Der çalışırken mutlaka her 45 dakikada bir 15 dakika ara verin. Bunun çini bir koronmetre kullanmak çok faydalıdır.

Her 45 çalışma süresinin son 4-5 dakikasında o süre içerisinde gördüğünüz konulara, önemli gördüğünüz  yerlere göz atın.

Bu çalışma,  bilgiyi uzun hafızaya atmak açısından çok etkilidir. Aynı zamanda bilgiyi zihninizde daha net görmenizi, konular arasındaki ilişkileri daha iyi kurmanızı kolaylaştırır, genel resmi görmenizi sağlar.

 Ara vermek çalışmanın bir parçasıdır.

Ara vermeden, kesintisiz, non-stop yapılan bütün çalışmalar verimsizdir.

Çünkü ara vermek, hem odaklanma gücünü artırır hem de öğrenilen bilgileri entegre etmemizi sağlar. Aynı zamanda aralıklı olarak bıkmadan uzun süre çalışmamız için çok etkilidir.  İnsanlar ara vermeden çalıştıklarında belki 3-4 saat çalışabilirler ancak, ara vererek daha uzun soluklu çalışma imkanı elde ederler.
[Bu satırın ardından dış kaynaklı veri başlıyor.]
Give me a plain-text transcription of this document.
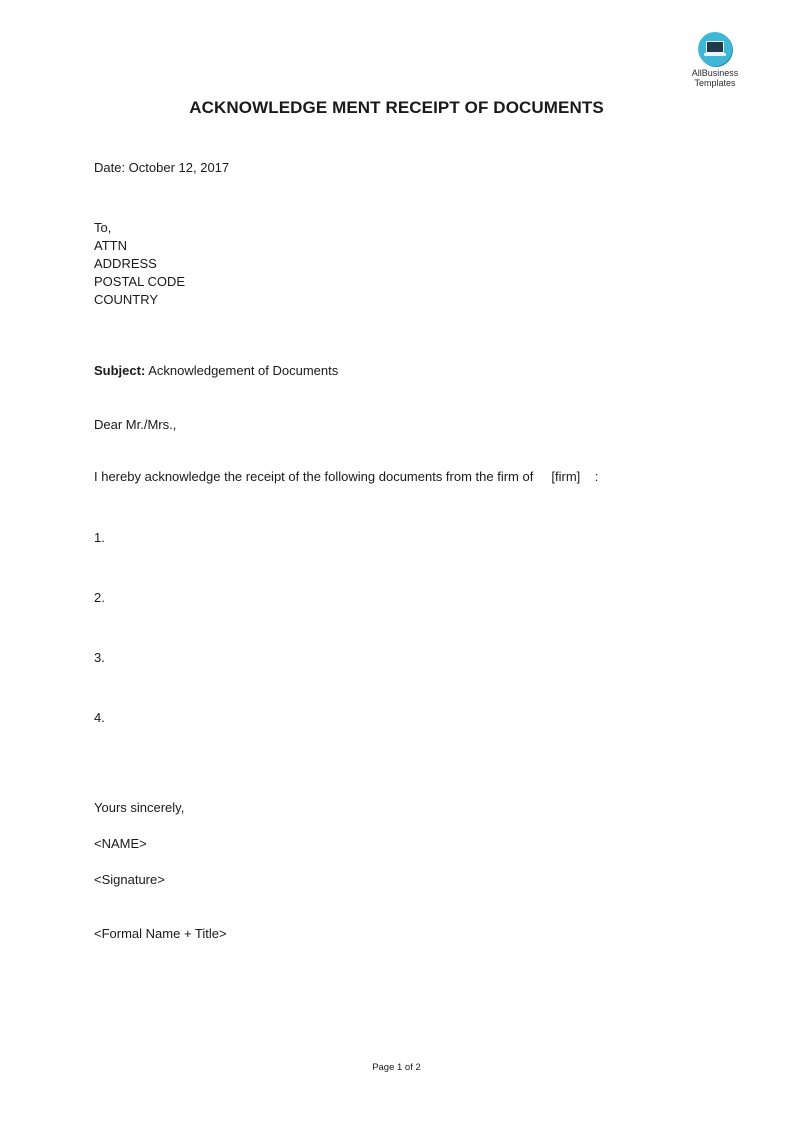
AllBusiness
Templates
ACKNOWLEDGE MENT RECEIPT OF DOCUMENTS
Date: October 12, 2017
To,
ATTN
ADDRESS
POSTAL CODE
COUNTRY
Subject: Acknowledgement of Documents
Dear Mr./Mrs.,
I hereby acknowledge the receipt of the following documents from the firm of     [firm]    :
1.
2.
3.
4.
Yours sincerely,
<NAME>
<Signature>
<Formal Name + Title>
Page 1 of 2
Ayrıca 3-4 saatte, 1 veya 2 saatlik ara vermek de konsantrasyonu artırmak ve bıkmadan çalışmayı sağlamak için çok önemlidir.

Ara verilmeden çalışıldığınızda, bilgileri daha çok karıştırırsınız, iki şıkka indirip yanlışı cevaplandırma oranınız artar. İlk 45 dakikadan sonra zayıf kaydetmeye başlarsınız. Çalıştığınızı zannedersiniz, ama etkisiz öğrenirsiniz.

 Dinlenirken dinlen, çalışırken çalış.

İyi dinleme iyi bir çalışmayı getirir. Dinlenirken sadece dinlenin yani zihninizde konu veya soru olmasın, çalışırken de sadece çalışın.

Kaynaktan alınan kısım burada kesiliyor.